O resto foi história e borracha queimada. O troço com 7km de extensão acabou em menos de nada. Parei, saí, olhei para o Cupra  e apesar continuar a ver o mesmo carro, efectivamente senti que era um carro diferente. Está mais maduro e infinitamente mais composto que o seu antecessor. Nota menos positiva para a direção, que continua a não ser um primor de informação mas que também não compromete.

Ibiza Cupra 1.8 TSI (8)

Desliguei o modo Sport e regressei a Barcelona. Viagem onde pude apreciar o conforto proporcionado pela nova suspensão. Neste campo, o novo Seat Ibiza Cupra é capaz de ganhar à maioria da concorrência. No interior as novidades são de relevo e acompanham a restante gama: materiais de melhor qualidade, um novo volante, saídas de ventilação inspiradas no Leon e sistema de infotainment compatível com MirrorLink, Apple CarPlay e Android Auto.
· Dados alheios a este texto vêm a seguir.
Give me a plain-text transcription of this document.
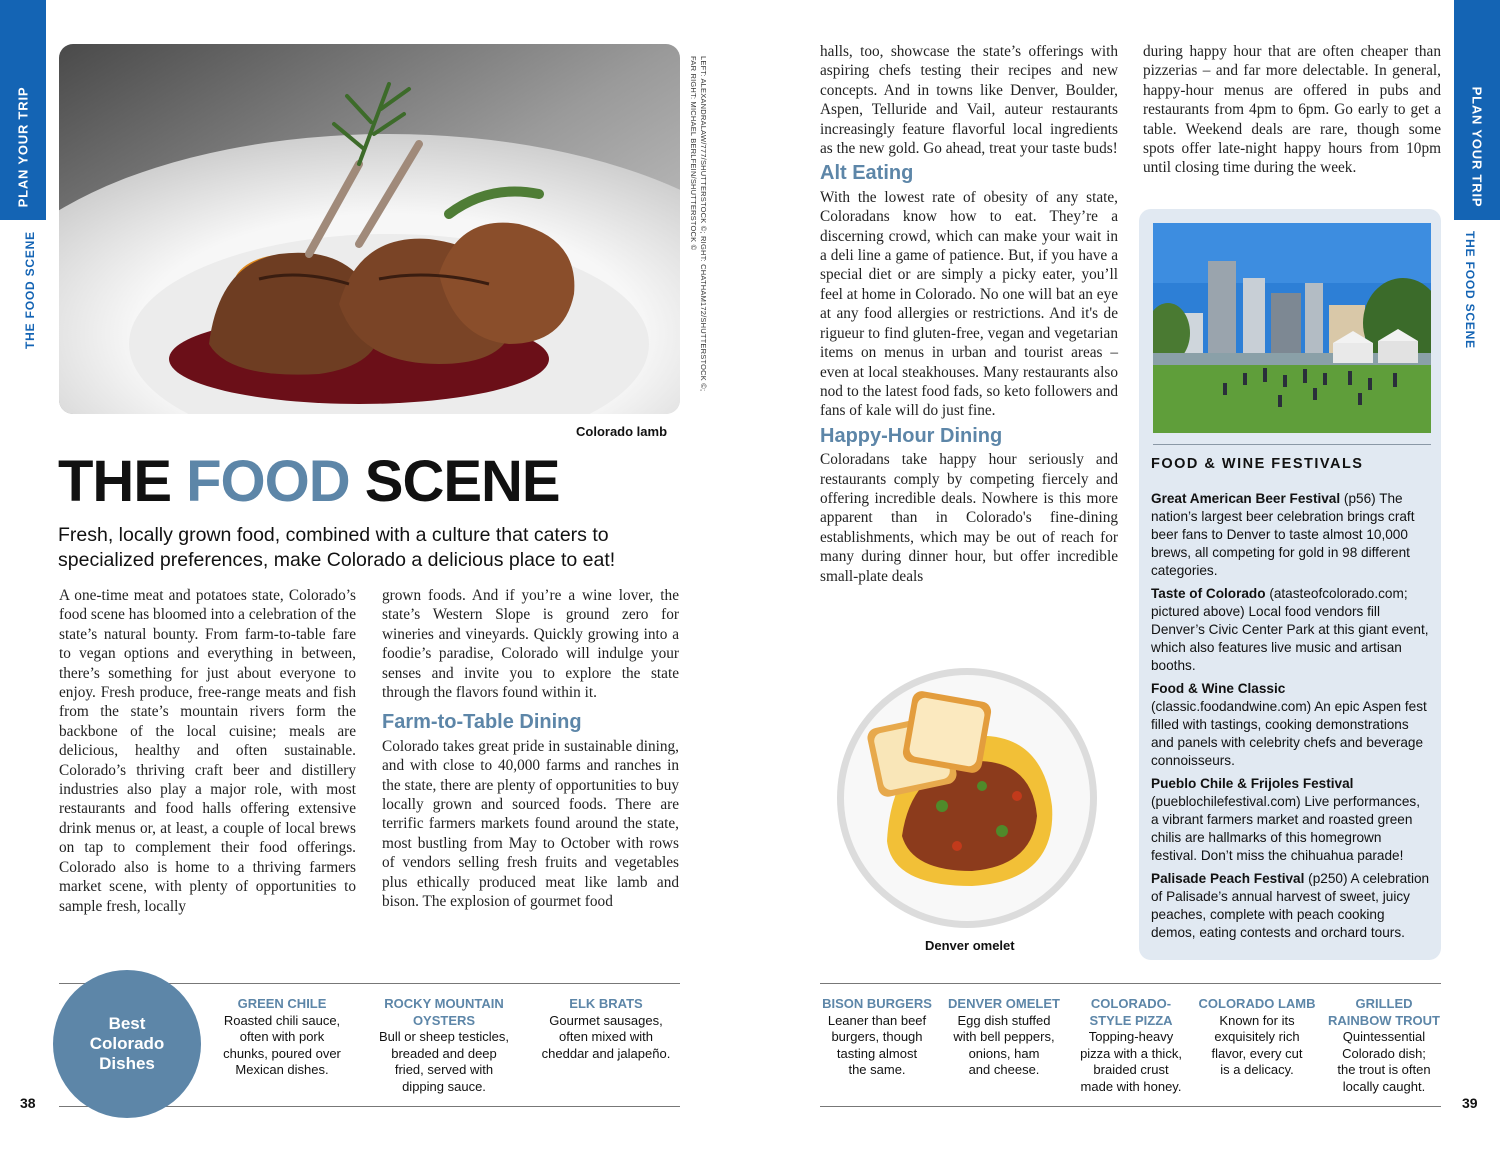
PLAN YOUR TRIP
THE FOOD SCENE
PLAN YOUR TRIP
THE FOOD SCENE
LEFT: ALEXANDRALAW/777/SHUTTERSTOCK ©; RIGHT: CHATHAM172/SHUTTERSTOCK ©;
FAR RIGHT: MICHAEL BERLFEIN/SHUTTERSTOCK ©
Colorado lamb
THE FOOD SCENE
Fresh, locally grown food, combined with a culture that caters to specialized preferences, make Colorado a delicious place to eat!

A one-time meat and potatoes state, Colorado’s food scene has bloomed into a celebration of the state’s natural bounty. From farm-to-table fare to vegan options and everything in between, there’s something for just about everyone to enjoy. Fresh produce, free-range meats and fish from the state’s mountain rivers form the backbone of the local cuisine; meals are delicious, healthy and often sustainable. Colorado’s thriving craft beer and distillery industries also play a major role, with most restaurants and food halls offering extensive drink menus or, at least, a couple of local brews on tap to complement their food offerings. Colorado also is home to a thriving farmers market scene, with plenty of opportunities to sample fresh, locally

grown foods. And if you’re a wine lover, the state’s Western Slope is ground zero for wineries and vineyards. Quickly growing into a foodie’s paradise, Colorado will indulge your senses and invite you to explore the state through the flavors found within it.

Farm-to-Table Dining

Colorado takes great pride in sustainable dining, and with close to 40,000 farms and ranches in the state, there are plenty of opportunities to buy locally grown and sourced foods. There are terrific farmers markets found around the state, most bustling from May to October with rows of vendors selling fresh fruits and vegetables plus ethically produced meat like lamb and bison. The explosion of gourmet food

halls, too, showcase the state’s offerings with aspiring chefs testing their recipes and new concepts. And in towns like Denver, Boulder, Aspen, Telluride and Vail, auteur restaurants increasingly feature flavorful local ingredients as the new gold. Go ahead, treat your taste buds!

Alt Eating

With the lowest rate of obesity of any state, Coloradans know how to eat. They’re a discerning crowd, which can make your wait in a deli line a game of patience. But, if you have a special diet or are simply a picky eater, you’ll feel at home in Colorado. No one will bat an eye at any food allergies or restrictions. And it's de rigueur to find gluten-free, vegan and vegetarian items on menus in urban and tourist areas – even at local steakhouses. Many restaurants also nod to the latest food fads, so keto followers and fans of kale will do just fine.

Happy-Hour Dining

Coloradans take happy hour seriously and restaurants comply by competing fiercely and offering incredible deals. Nowhere is this more apparent than in Colorado's fine-dining establishments, which may be out of reach for many during dinner hour, but offer incredible small-plate deals

during happy hour that are often cheaper than pizzerias – and far more delectable. In general, happy-hour menus are offered in pubs and restaurants from 4pm to 6pm. Go early to get a table. Weekend deals are rare, though some spots offer late-night happy hours from 10pm until closing time during the week.

Denver omelet
FOOD & WINE FESTIVALS
Great American Beer Festival (p56) The nation’s largest beer celebration brings craft beer fans to Denver to taste almost 10,000 brews, all competing for gold in 98 different categories.
Taste of Colorado (atasteofcolorado.com; pictured above) Local food vendors fill Denver’s Civic Center Park at this giant event, which also features live music and artisan booths.
Food & Wine Classic (classic.foodandwine.com) An epic Aspen fest filled with tastings, cooking demonstrations and panels with celebrity chefs and beverage connoisseurs.
Pueblo Chile & Frijoles Festival (pueblochilefestival.com) Live performances, a vibrant farmers market and roasted green chilis are hallmarks of this homegrown festival. Don’t miss the chihuahua parade!
Palisade Peach Festival (p250) A celebration of Palisade’s annual harvest of sweet, juicy peaches, complete with peach cooking demos, eating contests and orchard tours.
Best
Colorado
Dishes
GREEN CHILE
Roasted chili sauce,
often with pork
chunks, poured over
Mexican dishes.
ROCKY MOUNTAIN
OYSTERS
Bull or sheep testicles,
breaded and deep
fried, served with
dipping sauce.
ELK BRATS
Gourmet sausages,
often mixed with
cheddar and jalapeño.
BISON BURGERS
Leaner than beef
burgers, though
tasting almost
the same.
DENVER OMELET
Egg dish stuffed
with bell peppers,
onions, ham
and cheese.
COLORADO-
STYLE PIZZA
Topping-heavy
pizza with a thick,
braided crust
made with honey.
COLORADO LAMB
Known for its
exquisitely rich
flavor, every cut
is a delicacy.
GRILLED
RAINBOW TROUT
Quintessential
Colorado dish;
the trout is often
locally caught.
38	39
Vamos a conclusões? Por 22.931 euros, o Ibiza Cupra é um dos pocket-rocket com melhor relação preço/perfomance do mercado by far – a título de exemplo, o Volkswagen Polo GTI cobra mais 5.000 euros pelo mesmo package tecnológico, sem tirar nem pôr, ganhando somente em itens como a imagem de marca e a qualidade de construção. Dito isto, fico a aguardar a chegada do Ibiza Cupra a Portugal em janeiro, para marcar um novo encontro com ele no Kartódromo de Palmela. Temos contas a ajustar…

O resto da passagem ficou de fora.